What's the difference between a binary and a library?

Binaries are stand-alone programs you can run directly. The tree command below tells your shell to locate and execute the corresponding binary program.

Libraries contain reusable code, typically APIs that can be called by binaries or other libraries. When tree prints output to your console, it calls printf - an API in C's standard library.

Here's a fun fact: for file formats like Linux's ELF and Window's PE, the difference between a library and a binary is only 1 byte in the file header (metadata the loader understands). Both are just programs, as far as your CPU is concerned!

At present, cargo doesn't know that our two crates (rc4 and rcli) are related. Right now they just happen to exist in adjacent directories. Let's keep cargo in the loop by creating a new Cargo.toml file in the crypto_tool directory:

touch Cargo.toml

Open this newly-created file, in your editor of choice, and enter the following to inform cargo that rc4 and rcli are part of the same workspace:

[workspace]
members = [
    "rc4",
    "rcli"
]

If you run the Linux command tree, you should see the following file and directory layout:

.
└── crypto_tool
    ├── Cargo.toml
    ├── rc4
    │   ├── Cargo.toml
    │   └── src
    │       └── lib.rs
    └── rcli
        ├── Cargo.toml
        └── src
            └── main.rs

5 directories, 5 files

.rs is the extension for Rust source files. The two .rs files (main.rs and lib.rs) are where we'll write our code.

Cargo.toml files are project manifests3, configurations for Rust's build system. Notice the other two were created automatically when you ran cargo new. Take a second to review their contents.

rcli will depend on the rc4 library, so cargo needs a way to locate the library code at compile time. We'll want to add an entry under the [dependencies] tag of its Cargo.toml file. Open rcli/Cargo.toml and append the last line as below:

[package]
name = "rcli"
version = "0.1.0"
edition = "2021"

# See more keys and their definitions at https://doc.rust-lang.org/cargo/reference/manifest.html

[dependencies]
rc4 = { path = "../rc4" }

To verify that your workspace is ready to roll, run cargo build from the crypto_tool directory. You should see output similar to the below, showing both rc4 and rcli being successfully compiled:

   Compiling rcli v0.1.0 (/home/tb/proj/high-assurance-rust/code_snippets/chp2/crypto_tool/rcli)
   Compiling rc4 v0.1.0 (/home/tb/proj/high-assurance-rust/code_snippets/chp2/crypto_tool/rc4)
    Finished dev [unoptimized + debuginfo] target(s) in 0.43s

Now that the boilerplate is out of the way, we're ready to start writing our embedded-friendly RC4 library!

Do I have to understand all the details in the next section?

Nope.
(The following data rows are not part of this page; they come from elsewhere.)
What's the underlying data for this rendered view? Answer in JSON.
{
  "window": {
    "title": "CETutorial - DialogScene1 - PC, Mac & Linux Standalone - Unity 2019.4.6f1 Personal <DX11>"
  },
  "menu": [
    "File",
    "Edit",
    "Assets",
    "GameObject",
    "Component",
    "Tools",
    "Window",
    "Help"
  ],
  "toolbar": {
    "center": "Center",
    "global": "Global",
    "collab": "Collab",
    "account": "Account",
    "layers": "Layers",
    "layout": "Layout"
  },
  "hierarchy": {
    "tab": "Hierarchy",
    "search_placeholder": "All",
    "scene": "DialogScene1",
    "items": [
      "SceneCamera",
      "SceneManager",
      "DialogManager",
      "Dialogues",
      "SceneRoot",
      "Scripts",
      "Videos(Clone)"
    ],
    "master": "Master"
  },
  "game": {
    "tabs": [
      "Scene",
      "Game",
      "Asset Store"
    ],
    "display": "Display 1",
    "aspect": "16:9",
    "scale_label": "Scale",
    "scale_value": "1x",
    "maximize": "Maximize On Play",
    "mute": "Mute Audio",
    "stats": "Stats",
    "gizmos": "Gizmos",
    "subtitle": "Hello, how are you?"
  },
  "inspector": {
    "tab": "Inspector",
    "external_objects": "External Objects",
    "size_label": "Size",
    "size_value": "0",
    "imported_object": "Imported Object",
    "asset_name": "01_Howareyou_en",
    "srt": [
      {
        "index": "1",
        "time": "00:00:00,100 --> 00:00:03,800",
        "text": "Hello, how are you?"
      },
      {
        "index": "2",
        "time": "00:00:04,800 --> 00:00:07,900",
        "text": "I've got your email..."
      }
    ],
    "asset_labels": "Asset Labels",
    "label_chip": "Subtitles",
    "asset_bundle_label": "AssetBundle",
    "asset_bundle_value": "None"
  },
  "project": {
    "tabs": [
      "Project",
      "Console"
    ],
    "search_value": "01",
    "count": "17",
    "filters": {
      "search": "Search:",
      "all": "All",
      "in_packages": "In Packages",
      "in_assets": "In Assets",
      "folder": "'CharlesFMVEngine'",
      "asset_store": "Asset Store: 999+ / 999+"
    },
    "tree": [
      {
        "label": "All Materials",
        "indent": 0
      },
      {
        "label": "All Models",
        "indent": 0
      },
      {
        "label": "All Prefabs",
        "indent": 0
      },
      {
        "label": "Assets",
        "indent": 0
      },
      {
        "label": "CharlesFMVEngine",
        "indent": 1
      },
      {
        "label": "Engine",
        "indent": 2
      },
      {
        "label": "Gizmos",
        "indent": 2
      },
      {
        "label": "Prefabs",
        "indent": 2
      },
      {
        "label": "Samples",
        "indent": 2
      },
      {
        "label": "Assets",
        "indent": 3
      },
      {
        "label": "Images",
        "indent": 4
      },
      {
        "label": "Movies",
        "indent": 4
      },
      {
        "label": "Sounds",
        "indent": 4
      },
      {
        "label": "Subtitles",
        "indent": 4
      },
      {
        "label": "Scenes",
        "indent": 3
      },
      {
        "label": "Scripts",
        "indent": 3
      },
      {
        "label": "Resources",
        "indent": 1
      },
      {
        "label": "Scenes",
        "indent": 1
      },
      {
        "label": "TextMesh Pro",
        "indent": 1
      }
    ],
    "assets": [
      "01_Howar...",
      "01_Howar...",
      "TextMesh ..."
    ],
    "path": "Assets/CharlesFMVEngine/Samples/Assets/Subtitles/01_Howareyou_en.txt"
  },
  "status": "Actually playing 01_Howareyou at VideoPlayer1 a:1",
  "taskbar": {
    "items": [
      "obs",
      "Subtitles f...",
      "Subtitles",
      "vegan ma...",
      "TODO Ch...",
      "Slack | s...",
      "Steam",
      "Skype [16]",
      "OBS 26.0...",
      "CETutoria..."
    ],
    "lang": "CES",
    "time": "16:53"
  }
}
The next section is going to expose you to both Rust syntax and cryptography concepts. You don't need to fully understand the minutiae to proceed.

  • Rust's unfamiliar syntax will sink in as we progress, especially after Chapter 3.

  • Cryptography is not the focus of this book, you only need to grasp the broad strokes as context for the example program we're developing in this chapter.


1

Generally speaking, there are no false positives in dynamic analysis. But there exist test-specific exceptions. For example, say you're fuzzing (stress testing) a single function to find crashing inputs. You may find a crash, but in reality the full program may sanitize (normalize or reject) your crashing input before passing it along to the function under test. In this case, the crash may not actually be reproducible in the context of the larger program.

2

Workspaces. The Cargo Book (Accessed 2022).

3

The Manifest Format. The Cargo Book (Accessed 2022).